Я (к Стасу): Стас! ну чего ты с ней, с Надюхой, возишься? делать тебе нечего? тут греха не оберешься. Ну вот, могли тебе пришить мокрое дело. Застал бы тебя ее сынок возле трупа, с отмычкой в руках, руки в перчатках. Какого тебе рожна от Нади надо? баб навалом.

СТАС: Иди на. Я в своей непростой жизни черное от белого отличить смогу. Она, конечно, юродивая, но Бог таких любит. А с Ним я не спорщик. Даром что фарцую иконами – и подлинными, и поддельными.


47. Живучая нечисть

Максим пришел. через полчаса. Мать сидит болтает по телефону. На шее багровый шрам, на виске другой. И на портрете точно то же. Тот еще портретик. На всё реагирует. Максиму бы заметить все четыре шрама, но мать ему глаза отвела. Ведьмовство, оно по женской линии передается. Сын был просто плут, без мистических добавок. На полу убрано – ни крови, ни осколков. Зеркало срослось! зеркало вещь вещая. Срослось – стал быть, и беду избыли. Каким-никаким колдовством, а избыли. Ой, не вставайте на пути этой новой Евгении! теперь она от общечеловеческого стада вовсе отбилась. И раньше была не овечка, а нынче ее никто не упасет. Побывала там – не приняли. Уж как там ни устроено, а только не для нее. Блаженствуют ли, маются ли души – так ведь то души. Надо как минимум иметь душу. А тут полное отсутствие всякого присутствия.

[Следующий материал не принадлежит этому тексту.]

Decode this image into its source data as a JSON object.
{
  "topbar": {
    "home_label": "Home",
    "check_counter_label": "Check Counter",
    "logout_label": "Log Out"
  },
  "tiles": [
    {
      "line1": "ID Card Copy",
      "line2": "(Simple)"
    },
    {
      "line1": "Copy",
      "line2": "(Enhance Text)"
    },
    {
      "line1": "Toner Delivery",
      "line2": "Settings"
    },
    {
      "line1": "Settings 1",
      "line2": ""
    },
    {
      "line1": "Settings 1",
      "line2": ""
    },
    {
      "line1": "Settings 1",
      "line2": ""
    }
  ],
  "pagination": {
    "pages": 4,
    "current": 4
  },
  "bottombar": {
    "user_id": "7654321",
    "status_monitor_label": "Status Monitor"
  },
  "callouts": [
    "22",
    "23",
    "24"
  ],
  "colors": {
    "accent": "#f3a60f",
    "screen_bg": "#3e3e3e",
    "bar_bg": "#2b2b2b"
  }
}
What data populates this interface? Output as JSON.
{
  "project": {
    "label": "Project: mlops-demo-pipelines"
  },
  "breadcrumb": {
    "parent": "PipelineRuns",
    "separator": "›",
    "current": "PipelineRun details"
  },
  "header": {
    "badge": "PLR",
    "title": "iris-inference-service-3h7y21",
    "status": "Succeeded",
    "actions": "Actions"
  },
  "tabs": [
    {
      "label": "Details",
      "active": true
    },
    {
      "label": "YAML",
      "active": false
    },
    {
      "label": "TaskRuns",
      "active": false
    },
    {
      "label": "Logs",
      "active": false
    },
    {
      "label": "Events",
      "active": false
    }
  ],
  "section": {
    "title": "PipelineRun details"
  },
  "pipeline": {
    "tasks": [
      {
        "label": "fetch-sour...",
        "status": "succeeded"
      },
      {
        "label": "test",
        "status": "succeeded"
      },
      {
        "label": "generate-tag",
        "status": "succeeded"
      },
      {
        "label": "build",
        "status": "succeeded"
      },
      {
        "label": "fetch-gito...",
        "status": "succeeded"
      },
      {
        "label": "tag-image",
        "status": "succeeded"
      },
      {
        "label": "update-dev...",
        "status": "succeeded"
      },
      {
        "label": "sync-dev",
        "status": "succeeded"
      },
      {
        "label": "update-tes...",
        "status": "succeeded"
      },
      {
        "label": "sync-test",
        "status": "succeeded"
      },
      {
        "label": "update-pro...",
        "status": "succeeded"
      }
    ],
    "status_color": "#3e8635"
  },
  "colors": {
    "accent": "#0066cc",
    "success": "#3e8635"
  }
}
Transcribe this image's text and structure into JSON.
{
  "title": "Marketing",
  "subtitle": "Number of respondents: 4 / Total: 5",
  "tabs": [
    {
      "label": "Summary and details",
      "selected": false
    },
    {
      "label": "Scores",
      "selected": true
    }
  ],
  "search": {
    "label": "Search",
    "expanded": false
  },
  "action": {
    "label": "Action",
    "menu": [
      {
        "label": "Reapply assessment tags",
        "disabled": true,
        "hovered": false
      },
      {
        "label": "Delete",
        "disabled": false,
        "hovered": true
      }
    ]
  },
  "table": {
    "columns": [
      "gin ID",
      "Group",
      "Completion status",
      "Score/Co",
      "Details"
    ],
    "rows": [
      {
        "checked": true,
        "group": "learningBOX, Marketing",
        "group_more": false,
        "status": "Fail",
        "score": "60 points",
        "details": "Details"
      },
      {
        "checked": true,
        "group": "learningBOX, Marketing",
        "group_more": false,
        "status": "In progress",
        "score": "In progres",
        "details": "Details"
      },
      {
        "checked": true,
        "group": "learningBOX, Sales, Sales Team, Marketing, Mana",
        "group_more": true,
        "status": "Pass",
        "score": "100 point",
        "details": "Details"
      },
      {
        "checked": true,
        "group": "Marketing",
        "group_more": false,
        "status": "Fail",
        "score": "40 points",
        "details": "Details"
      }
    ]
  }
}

48. На то и мозги, чтоб выкручиваться

Из милиции ехали цугом на двух машинах. Стас вез Надю, Кирилл эскортом сзади. Сидят у Кирилла дома на антикварных креслах. Стас, округлив глаза, докладывает, что увидал на филевских задворках. Надя хвать телефонную трубку! Ты чего, Надь? – Как чего? в скорую! – Положь. Нам нужно выработать стратегию защиты. Понимаешь, время смерти ведьмы практически совпадает с моментом вашего задержания. Вы выглядите как удирающие с места преступленья. Звонить надо Инне. Ничего ей не рассказывать. Никаких концертов не планировалось, ясно? Вы ведь в милиции о концерте не заикались, так? Ты, Кирилл, позвал Надю покататься, а на самом деле хотел завезти к себе в гости и уговорить на развод. Мотивы понятны. Муж гад, с Надькой ты дружен. Правда – лучшее вранье. Документы ее прихватил – а вдруг удастся сразу подать? Но она, Надька, ни в какую. Тоже правда. А домой вернуться боится. Пока всё правда. Дальше: Инночка, будь ласкова, проводи Надю домой. До угла я их подброшу. Двором пойдут сами. Пусть их таджик с метлой увидит– всё свидетель. Ключ у Надьки недавно завёлся – хоть маленькая, а победа. Не забыть скопировать по дороге. Ну, откроют они дверь, увидят жмурика в юбке – Надьке и притворяться не придется. Упадет в обморок как по нотам. Инна станет звонить – мне и тебе, Кирилл. А у нас мобильники будут заблокированы. Она – в милицию, в скорую. Через полчаса мы спохватимся: пропущенные звонки. Ты что звонила, Инночка? Пока приедем – а там уже и менты и белые халаты. Получается: свекровь полезла искать документов ненадежной невестки. Не нашла и с досады грохнулась. Правда на правде сидит и правдой погоняет. Сценарий готов. Звоню Инне.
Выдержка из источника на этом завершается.